One cheer for Atkins
It has been hailed as a "diet revolution," but in fact it's been more like a 30-year food fight. The issue is the safety and effectiveness of the high-protein, low-carbohydrate diet widely known as Atkins after its popularizer, the late physician Robert Atkins. This fast and painless way to weight loss has incited equal measures of public enthusiasm and medical scorn.
The dietary skirmish is not going to be settled anytime soon, certainly not by the two new reports in last week's New England Journal of Medicine comparing this no-pain diet with standard medical fare. The studies are important but small victories for Atkins aficionados. They indeed showed that extremely overweight people could modestly melt pounds away with no evident harm. Specifically, the diet did not cause the expected deterioration in blood cholesterol levels. Though bad cholesterol rose a bit, there was an offsetting improvement in good cholesterol and triglycerides. But--and this is a huge but--the same studies revealed a high dropout rate, and, as with other diets, many of the lost pounds were back within a year. This is important, because Atkins claimed that the speed and gustatory pleasure of mouthwatering steaks and lobster dripping in melted butter would inspire the lifelong changes that the ascetic get-used-to-hunger, low-calorie approach has never been able to do. For a nation woefully overweight and eternally in search of an easy fix, it's worth knowing what will bring closure to this feisty debate.

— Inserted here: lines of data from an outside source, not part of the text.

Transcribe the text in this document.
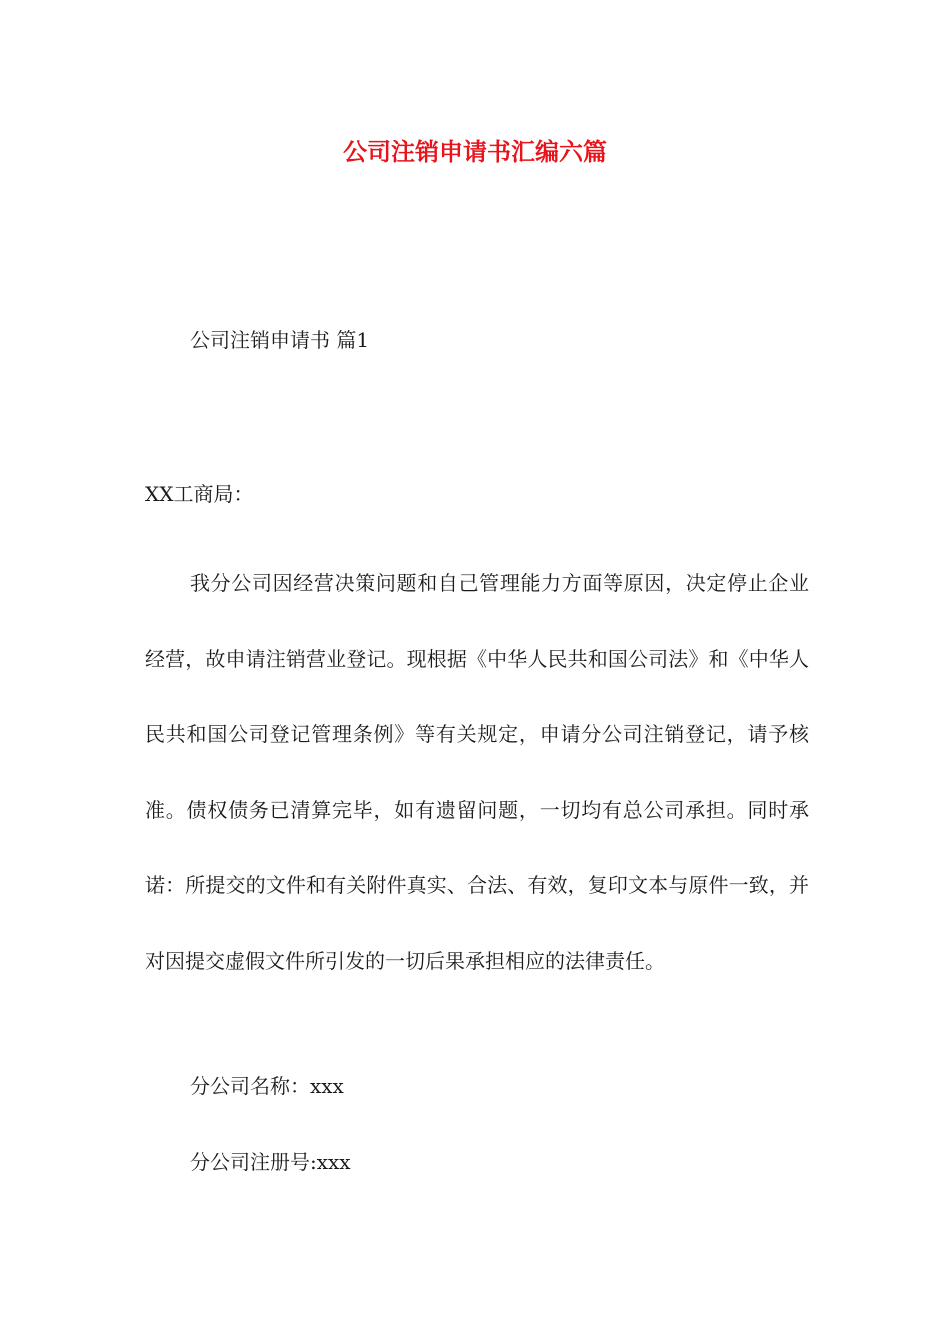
公司注销申请书汇编六篇

公司注销申请书 篇1

XX工商局：

我分公司因经营决策问题和自己管理能力方面等原因，决定停止企业经营，故申请注销营业登记。现根据《中华人民共和国公司法》和《中华人民共和国公司登记管理条例》等有关规定，申请分公司注销登记，请予核准。债权债务已清算完毕，如有遗留问题，一切均有总公司承担。同时承诺：所提交的文件和有关附件真实、合法、有效，复印文本与原件一致，并对因提交虚假文件所引发的一切后果承担相应的法律责任。

分公司名称：xxx

分公司注册号:xxx
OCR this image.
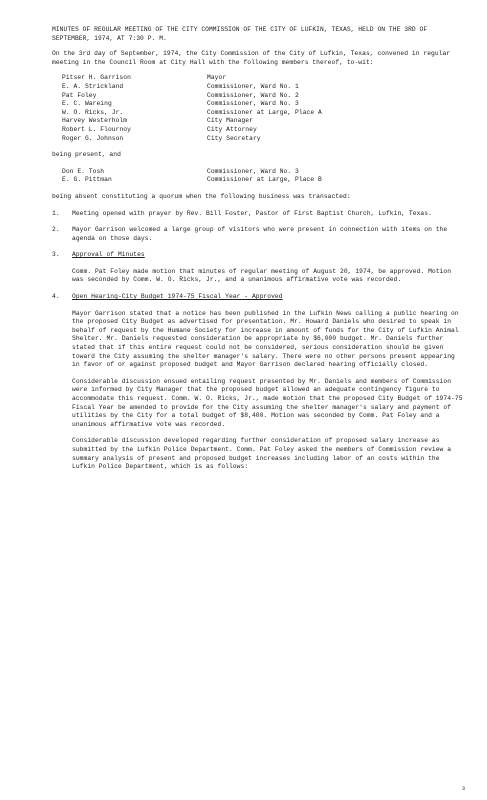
MINUTES OF REGULAR MEETING OF THE CITY COMMISSION OF THE CITY OF LUFKIN, TEXAS, HELD ON THE 3RD OF SEPTEMBER, 1974, AT 7:30 P. M.

On the 3rd day of September, 1974, the City Commission of the City of Lufkin, Texas, convened in regular meeting in the Council Room at City Hall with the following members thereof, to-wit:

Pitser H. Garrison	Mayor
E. A. Strickland	Commissioner, Ward No. 1
Pat Foley	Commissioner, Ward No. 2
E. C. Wareing	Commissioner, Ward No. 3
W. O. Ricks, Jr.	Commissioner at Large, Place A
Harvey Westerholm	City Manager
Robert L. Flournoy	City Attorney
Roger G. Johnson	City Secretary

being present, and

Don E. Tosh	Commissioner, Ward No. 3
E. G. Pittman	Commissioner at Large, Place B

being absent constituting a quorum when the following business was transacted:

1.	Meeting opened with prayer by Rev. Bill Foster, Pastor of First Baptist Church, Lufkin, Texas.
2.	Mayor Garrison welcomed a large group of visitors who were present in connection with items on the agenda on those days.
3.	Approval of Minutes

Comm. Pat Foley made motion that minutes of regular meeting of August 20, 1974, be approved. Motion was seconded by Comm. W. O. Ricks, Jr., and a unanimous affirmative vote was recorded.

4.	Open Hearing-City Budget 1974-75 Fiscal Year - Approved

Mayor Garrison stated that a notice has been published in the Lufkin News calling a public hearing on the proposed City Budget as advertised for presentation. Mr. Howard Daniels who desired to speak in behalf of request by the Humane Society for increase in amount of funds for the City of Lufkin Animal Shelter. Mr. Daniels requested consideration be appropriate by $6,000 budget. Mr. Daniels further stated that if this entire request could not be considered, serious consideration should be given toward the City assuming the shelter manager's salary. There were no other persons present appearing in favor of or against proposed budget and Mayor Garrison declared hearing officially closed.

Considerable discussion ensued entailing request presented by Mr. Daniels and members of Commission were informed by City Manager that the proposed budget allowed an adequate contingency figure to accommodate this request. Comm. W. O. Ricks, Jr., made motion that the proposed City Budget of 1974-75 Fiscal Year be amended to provide for the City assuming the shelter manager's salary and payment of utilities by the City for a total budget of $8,400. Motion was seconded by Comm. Pat Foley and a unanimous affirmative vote was recorded.

Considerable discussion developed regarding further consideration of proposed salary increase as submitted by the Lufkin Police Department. Comm. Pat Foley asked the members of Commission review a summary analysis of present and proposed budget increases including labor of an costs within the Lufkin Police Department, which is as follows:

3
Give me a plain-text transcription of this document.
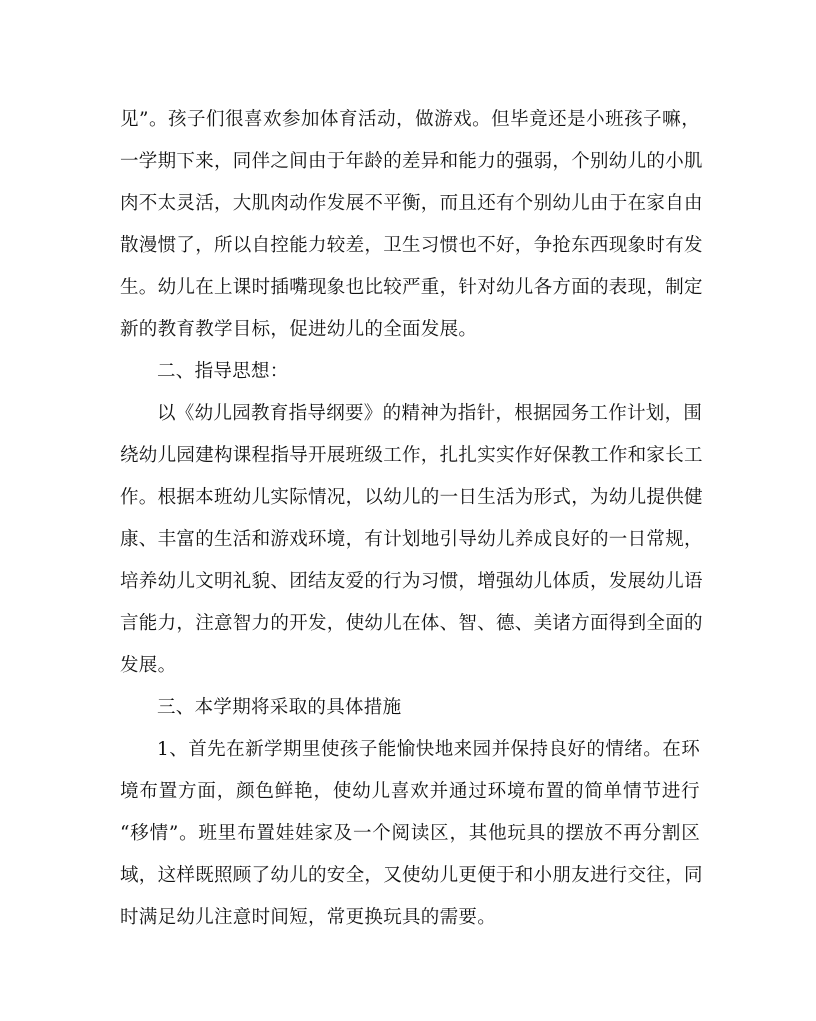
见”。孩子们很喜欢参加体育活动，做游戏。但毕竟还是小班孩子嘛，
一学期下来，同伴之间由于年龄的差异和能力的强弱，个别幼儿的小肌
肉不太灵活，大肌肉动作发展不平衡，而且还有个别幼儿由于在家自由
散漫惯了，所以自控能力较差，卫生习惯也不好，争抢东西现象时有发
生。幼儿在上课时插嘴现象也比较严重，针对幼儿各方面的表现，制定
新的教育教学目标，促进幼儿的全面发展。
二、指导思想：
以《幼儿园教育指导纲要》的精神为指针，根据园务工作计划，围
绕幼儿园建构课程指导开展班级工作，扎扎实实作好保教工作和家长工
作。根据本班幼儿实际情况，以幼儿的一日生活为形式，为幼儿提供健
康、丰富的生活和游戏环境，有计划地引导幼儿养成良好的一日常规，
培养幼儿文明礼貌、团结友爱的行为习惯，增强幼儿体质，发展幼儿语
言能力，注意智力的开发，使幼儿在体、智、德、美诸方面得到全面的
发展。
三、本学期将采取的具体措施
1、首先在新学期里使孩子能愉快地来园并保持良好的情绪。在环
境布置方面，颜色鲜艳，使幼儿喜欢并通过环境布置的简单情节进行
“移情”。班里布置娃娃家及一个阅读区，其他玩具的摆放不再分割区
域，这样既照顾了幼儿的安全，又使幼儿更便于和小朋友进行交往，同
时满足幼儿注意时间短，常更换玩具的需要。
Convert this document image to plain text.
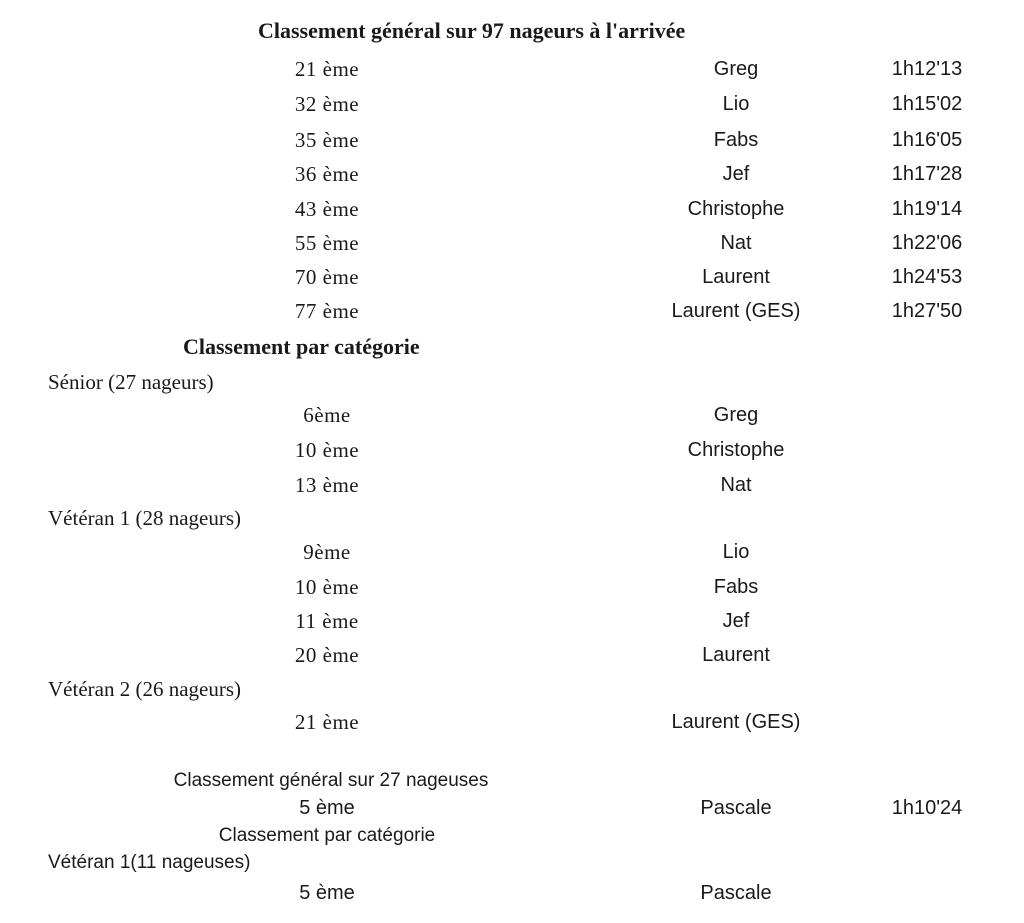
Classement général sur 97 nageurs à l'arrivée
21 ème	Greg	1h12'13
32 ème	Lio	1h15'02
35 ème	Fabs	1h16'05
36 ème	Jef	1h17'28
43 ème	Christophe	1h19'14
55 ème	Nat	1h22'06
70 ème	Laurent	1h24'53
77 ème	Laurent (GES)	1h27'50
Classement par catégorie
Sénior (27 nageurs)
6ème	Greg
10 ème	Christophe
13 ème	Nat
Vétéran 1 (28 nageurs)
9ème	Lio
10 ème	Fabs
11 ème	Jef
20 ème	Laurent
Vétéran 2 (26 nageurs)
21 ème	Laurent (GES)
Classement général sur 27 nageuses
5 ème	Pascale	1h10'24
Classement par catégorie
Vétéran 1(11 nageuses)
5 ème	Pascale
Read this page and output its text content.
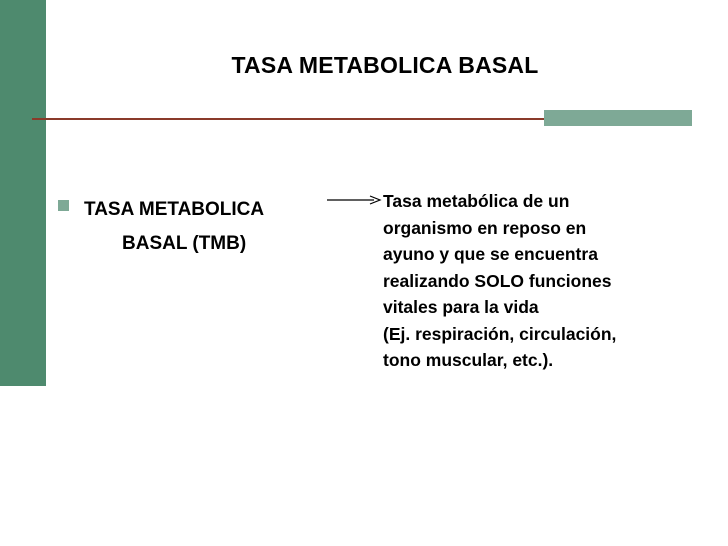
TASA METABOLICA BASAL
TASA METABOLICA
BASAL (TMB)
Tasa metabólica de un
organismo en reposo en
ayuno y que se encuentra
realizando SOLO funciones
vitales para la vida
(Ej. respiración, circulación,
tono muscular, etc.).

In addition to celebrating eggs and ribs and sour cream, Atkins demonizes carbohydrates and scorns calorie counting as a fool's pastime. In the other corner is the medically correct crowd, the legions of doctors and nutritionists upholding the conventional medical wisdom of the "healthy diet." Healthy makes no claims to being fun: Its balanced regimen of fruits, vegetables, pastas, and grain has long been the catechism of weight loss. But such puritanical slimming has lost its sway as America has grown more and more obese and science has failed to prove Atkins wrong. Let's face it: Eating all those luscious forbidden morsels as the fat melts off is devilishly seductive.
Cream or sugar? The Atkins diet is also seductive because it makes physiological sense. The usual energy source for our body is sugar. Carbs are made of sugars, and when they run short, the body automatically shifts into a new energy gear, a kind of backup generating system--called ketosis--in which fat, not sugar, becomes the primary fuel. Ketosis (so named for ketones, the byproducts of burning fat) is an abnormal metabolic state also seen in starvation and uncontrolled diabetes. In fact, ketones can kill, but the healthy body gets rid of them promptly--through the kidneys and the lungs (an unpleasant effect of the Atkins diet is called acetone breath). Ketones have a diuretic effect and thus explain the immediate and gratifying loss of pounds. The Atkins mantra that calories don't matter is still open to debate. People are actually taking in fewer calories on very low carb diets, and ketones may be curbing hunger for more.